When looking at the risk/rewards of rinsing a paper filter, it’s helpful to consider the filter itself. Paper coffee filters come in a variety of shapes and sizes ( for a deep dive that literally puts paper filters under the microscope, check out this article by Jonathan Gagne ). Depending on the weight of the paper, not to mention if it’s bleached or unbleached, rinsing your filter paper might be more or less necessary. The conventional logic is that thicker filters and unbleached filters require more thorough rinsing.
In the case of the standard basket coffee filters used by the Etkin Dripper, these tend to be lower weights of bleached paper, so already rinsing was having less of an effect.
Having been taught the importance of rinsing filters, I was surprised to learn one of my coffee heroes, Peter Giuliano, advocated skipping rinsing.

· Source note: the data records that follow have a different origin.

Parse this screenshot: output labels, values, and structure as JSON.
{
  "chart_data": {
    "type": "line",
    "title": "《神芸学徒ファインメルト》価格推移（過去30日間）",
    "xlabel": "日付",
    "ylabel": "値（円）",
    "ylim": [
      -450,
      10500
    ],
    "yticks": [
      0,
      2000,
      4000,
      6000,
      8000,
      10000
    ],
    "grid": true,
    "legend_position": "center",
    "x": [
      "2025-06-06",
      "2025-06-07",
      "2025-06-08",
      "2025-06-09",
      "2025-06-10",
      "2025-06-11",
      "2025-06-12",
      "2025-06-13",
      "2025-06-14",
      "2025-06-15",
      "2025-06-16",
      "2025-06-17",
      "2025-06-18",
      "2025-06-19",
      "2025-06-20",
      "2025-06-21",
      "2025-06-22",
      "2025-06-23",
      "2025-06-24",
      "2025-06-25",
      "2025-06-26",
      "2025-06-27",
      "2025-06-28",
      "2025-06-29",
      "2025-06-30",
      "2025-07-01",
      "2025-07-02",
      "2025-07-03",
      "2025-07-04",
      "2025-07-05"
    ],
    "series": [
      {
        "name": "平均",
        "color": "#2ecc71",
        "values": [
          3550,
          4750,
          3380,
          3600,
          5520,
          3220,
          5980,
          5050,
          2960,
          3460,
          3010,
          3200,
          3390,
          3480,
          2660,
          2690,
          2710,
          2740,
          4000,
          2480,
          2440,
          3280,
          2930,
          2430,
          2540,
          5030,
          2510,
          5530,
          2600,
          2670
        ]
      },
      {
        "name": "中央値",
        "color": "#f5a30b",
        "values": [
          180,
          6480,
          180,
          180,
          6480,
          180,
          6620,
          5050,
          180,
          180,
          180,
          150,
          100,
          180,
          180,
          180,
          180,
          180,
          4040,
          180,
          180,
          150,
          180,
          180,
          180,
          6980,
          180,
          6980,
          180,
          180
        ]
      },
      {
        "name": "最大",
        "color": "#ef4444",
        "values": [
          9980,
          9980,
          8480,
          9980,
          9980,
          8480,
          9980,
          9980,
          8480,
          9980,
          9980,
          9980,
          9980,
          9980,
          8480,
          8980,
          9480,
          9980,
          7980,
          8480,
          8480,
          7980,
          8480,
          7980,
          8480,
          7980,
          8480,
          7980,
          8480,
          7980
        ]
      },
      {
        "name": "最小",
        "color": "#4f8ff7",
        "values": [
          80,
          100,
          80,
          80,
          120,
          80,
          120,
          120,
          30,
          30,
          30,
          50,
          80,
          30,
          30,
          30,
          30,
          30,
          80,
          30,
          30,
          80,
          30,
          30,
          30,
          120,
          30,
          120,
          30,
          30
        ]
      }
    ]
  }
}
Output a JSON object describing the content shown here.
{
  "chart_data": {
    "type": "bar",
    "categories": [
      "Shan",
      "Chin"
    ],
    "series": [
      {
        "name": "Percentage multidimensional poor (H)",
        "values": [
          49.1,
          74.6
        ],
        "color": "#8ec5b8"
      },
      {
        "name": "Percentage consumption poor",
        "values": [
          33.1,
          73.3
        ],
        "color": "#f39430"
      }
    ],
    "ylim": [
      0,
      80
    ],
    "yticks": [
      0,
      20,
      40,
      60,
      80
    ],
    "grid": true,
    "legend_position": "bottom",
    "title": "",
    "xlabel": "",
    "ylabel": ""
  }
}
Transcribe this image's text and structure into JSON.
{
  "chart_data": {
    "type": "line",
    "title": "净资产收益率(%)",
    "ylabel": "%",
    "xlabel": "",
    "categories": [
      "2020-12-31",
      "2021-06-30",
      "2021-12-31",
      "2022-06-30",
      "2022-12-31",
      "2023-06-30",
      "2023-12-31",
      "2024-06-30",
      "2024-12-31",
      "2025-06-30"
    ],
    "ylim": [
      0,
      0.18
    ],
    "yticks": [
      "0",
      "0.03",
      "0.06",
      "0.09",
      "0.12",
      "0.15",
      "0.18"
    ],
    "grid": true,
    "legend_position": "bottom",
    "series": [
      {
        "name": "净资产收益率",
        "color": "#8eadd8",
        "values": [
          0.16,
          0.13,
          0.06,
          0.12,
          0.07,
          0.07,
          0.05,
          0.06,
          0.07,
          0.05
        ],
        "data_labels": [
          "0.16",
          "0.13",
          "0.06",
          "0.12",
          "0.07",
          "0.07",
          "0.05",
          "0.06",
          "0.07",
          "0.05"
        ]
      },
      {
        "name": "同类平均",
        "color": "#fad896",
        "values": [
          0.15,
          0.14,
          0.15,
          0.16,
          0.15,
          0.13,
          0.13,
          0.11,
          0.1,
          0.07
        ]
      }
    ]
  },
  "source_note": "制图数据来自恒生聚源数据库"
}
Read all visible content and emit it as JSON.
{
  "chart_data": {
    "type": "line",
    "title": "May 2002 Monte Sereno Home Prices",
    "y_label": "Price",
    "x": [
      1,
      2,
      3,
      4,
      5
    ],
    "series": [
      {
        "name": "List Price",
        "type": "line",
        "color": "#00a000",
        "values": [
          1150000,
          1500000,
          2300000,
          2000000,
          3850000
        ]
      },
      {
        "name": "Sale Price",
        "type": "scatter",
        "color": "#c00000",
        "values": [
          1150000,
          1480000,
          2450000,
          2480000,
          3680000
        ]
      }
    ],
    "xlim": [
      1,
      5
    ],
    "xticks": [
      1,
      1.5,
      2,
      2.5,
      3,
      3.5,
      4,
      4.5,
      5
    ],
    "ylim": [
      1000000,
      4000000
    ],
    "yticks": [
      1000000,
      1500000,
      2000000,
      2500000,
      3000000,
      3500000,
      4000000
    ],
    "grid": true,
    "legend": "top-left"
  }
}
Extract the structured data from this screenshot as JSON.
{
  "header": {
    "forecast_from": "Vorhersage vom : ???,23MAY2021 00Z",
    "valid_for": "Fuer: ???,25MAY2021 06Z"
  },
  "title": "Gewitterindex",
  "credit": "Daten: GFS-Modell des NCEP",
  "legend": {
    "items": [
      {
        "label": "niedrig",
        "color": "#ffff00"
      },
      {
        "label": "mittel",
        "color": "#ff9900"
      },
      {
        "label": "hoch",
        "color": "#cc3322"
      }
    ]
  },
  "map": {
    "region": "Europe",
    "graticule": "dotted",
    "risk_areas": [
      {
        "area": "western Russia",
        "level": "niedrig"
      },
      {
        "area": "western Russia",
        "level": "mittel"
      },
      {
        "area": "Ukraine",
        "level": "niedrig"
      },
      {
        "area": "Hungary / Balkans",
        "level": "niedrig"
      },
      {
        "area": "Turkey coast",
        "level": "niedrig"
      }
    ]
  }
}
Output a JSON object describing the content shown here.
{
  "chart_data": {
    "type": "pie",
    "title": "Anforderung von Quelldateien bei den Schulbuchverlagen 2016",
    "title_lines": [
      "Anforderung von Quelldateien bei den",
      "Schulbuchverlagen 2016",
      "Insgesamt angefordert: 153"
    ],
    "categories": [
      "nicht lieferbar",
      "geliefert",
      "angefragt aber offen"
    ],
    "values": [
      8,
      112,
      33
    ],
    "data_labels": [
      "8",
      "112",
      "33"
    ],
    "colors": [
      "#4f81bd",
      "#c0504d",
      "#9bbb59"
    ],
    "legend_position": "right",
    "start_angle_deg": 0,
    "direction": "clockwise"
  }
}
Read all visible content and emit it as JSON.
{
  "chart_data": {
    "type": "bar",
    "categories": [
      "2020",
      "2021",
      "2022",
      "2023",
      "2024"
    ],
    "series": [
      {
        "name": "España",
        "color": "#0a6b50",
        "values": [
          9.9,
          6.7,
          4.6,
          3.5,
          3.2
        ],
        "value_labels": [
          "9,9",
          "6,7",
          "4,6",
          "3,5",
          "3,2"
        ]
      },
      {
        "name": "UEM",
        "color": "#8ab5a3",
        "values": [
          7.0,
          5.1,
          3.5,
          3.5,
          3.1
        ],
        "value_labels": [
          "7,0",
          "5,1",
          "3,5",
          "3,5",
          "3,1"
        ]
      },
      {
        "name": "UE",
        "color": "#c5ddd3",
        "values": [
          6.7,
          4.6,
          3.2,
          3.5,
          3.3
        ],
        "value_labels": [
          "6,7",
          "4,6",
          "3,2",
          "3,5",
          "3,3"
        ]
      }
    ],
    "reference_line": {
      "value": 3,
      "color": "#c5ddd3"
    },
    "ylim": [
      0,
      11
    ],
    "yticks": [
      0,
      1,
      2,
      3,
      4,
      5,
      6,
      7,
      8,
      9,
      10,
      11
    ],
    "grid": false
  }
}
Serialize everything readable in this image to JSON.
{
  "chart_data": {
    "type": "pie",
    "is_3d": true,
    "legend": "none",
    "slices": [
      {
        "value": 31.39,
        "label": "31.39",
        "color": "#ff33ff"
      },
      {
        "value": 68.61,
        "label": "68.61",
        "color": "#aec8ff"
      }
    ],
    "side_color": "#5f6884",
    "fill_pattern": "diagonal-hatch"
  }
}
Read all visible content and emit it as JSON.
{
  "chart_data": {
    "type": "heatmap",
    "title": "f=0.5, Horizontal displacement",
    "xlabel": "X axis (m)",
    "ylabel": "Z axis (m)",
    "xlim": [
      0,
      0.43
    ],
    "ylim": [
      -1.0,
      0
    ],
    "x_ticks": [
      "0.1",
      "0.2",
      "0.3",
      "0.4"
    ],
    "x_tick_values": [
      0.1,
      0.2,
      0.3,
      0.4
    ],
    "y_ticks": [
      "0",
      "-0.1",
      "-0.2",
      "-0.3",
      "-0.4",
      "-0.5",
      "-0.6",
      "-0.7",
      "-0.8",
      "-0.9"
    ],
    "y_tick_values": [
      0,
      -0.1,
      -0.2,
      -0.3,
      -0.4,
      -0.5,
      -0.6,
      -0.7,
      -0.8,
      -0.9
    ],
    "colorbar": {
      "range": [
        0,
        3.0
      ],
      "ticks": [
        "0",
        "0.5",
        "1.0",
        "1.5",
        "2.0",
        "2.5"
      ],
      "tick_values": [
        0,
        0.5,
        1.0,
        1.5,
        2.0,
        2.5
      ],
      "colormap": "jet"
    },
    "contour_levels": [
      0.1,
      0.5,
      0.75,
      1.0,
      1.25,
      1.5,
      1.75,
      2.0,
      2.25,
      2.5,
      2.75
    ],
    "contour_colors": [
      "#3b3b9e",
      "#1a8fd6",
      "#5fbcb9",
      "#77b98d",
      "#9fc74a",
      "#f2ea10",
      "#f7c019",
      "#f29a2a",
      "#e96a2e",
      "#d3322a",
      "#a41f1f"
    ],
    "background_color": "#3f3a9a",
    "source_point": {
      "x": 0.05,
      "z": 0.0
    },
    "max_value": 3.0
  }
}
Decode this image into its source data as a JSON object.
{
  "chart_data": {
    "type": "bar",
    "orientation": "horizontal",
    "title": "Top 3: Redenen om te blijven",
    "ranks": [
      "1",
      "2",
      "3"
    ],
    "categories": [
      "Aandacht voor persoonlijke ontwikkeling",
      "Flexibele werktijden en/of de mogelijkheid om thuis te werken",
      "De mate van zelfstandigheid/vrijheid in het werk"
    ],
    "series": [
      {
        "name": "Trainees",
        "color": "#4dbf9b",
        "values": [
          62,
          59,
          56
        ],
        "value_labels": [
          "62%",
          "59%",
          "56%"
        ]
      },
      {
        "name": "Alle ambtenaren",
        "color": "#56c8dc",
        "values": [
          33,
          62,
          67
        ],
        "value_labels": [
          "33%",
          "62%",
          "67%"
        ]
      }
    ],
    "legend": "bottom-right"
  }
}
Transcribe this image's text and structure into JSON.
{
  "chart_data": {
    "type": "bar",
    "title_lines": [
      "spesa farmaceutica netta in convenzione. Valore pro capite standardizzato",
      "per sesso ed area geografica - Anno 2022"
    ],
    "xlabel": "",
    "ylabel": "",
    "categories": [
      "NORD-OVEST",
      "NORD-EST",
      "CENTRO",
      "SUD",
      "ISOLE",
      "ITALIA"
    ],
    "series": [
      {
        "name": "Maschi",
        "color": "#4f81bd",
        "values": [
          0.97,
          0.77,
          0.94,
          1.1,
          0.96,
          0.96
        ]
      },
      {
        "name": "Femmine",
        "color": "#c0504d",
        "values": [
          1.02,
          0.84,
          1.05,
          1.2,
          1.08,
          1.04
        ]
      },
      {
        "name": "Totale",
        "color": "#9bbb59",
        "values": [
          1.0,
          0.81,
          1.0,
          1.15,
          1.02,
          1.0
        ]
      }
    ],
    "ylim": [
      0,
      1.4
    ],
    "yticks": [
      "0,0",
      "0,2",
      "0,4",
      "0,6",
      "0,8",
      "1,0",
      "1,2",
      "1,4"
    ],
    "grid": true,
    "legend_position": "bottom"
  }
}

Giuliano mostly was speaking from a sustainability standpoint. Filtered drinking water is a finite resource. Heating water requires energy. Why waste resources doing something with minimal effect on cup quality? Giuliano argued the difference between a rinsed filter and an unrinsed filter was practically undetectable in the finished brew. The opinion would be echoed by James Hoffmann, who argues rinsing Aeropress filters makes an imperceptible difference compared to not rinsing.
What are the risks?
Beyond sustainability concerns, rinsing your filter raises the additional question, what if it harms your brew?
Here I am thinking of the standard basket coffee filters that are used by the Etkin Dripper, and practically any consumer autodrip machine. These filters tend to be very thin.
When rinsed, these filters tend to lose their shape and stick to the walls of the brew basket. This loss of airflow can cause the brew to choke. In the case of batch brewers, they can even collapse, causing coffee ground to get in the finished beverage.
Given the potential risks and rewards, I’ve started not rinsing my filters when using the Etkin Dripper and I’ve never been happier with the results.
But what about heat loss?
When we’ve shown our friends in the coffee industry the Etkin Dripper the number one question we’ve received is about temperature stability. I plan on taking a deeper dive into slurry temperature in a future blog post, but now, suffice it to say the point of water temperature is extraction. You need energy to dissolve the soluble compounds.
If you achieved your target extraction and the coffee tastes good, then I’m not worried about slurry temperature.
Of course, you can preheat the Etkin Dripper with hot water before you put in the filter if you really want to— but most mornings I have a simpler solution:
I start brewing with 98° C water— which is technically slightly above SCA standards (92-96° C / 195-205° F) knowing that the dripper and the coffee is going to absorb some of that extra heat.
I’m hitting my target extractions. The coffee tastes great. Mission accomplished.
I know to a certain degree, it’s inevitable. Haters gonna hate. Baristas are going to rinse. But if you’re using a standard basket filter — the sort you can buy in any grocery store — we don’t recommend rinsing.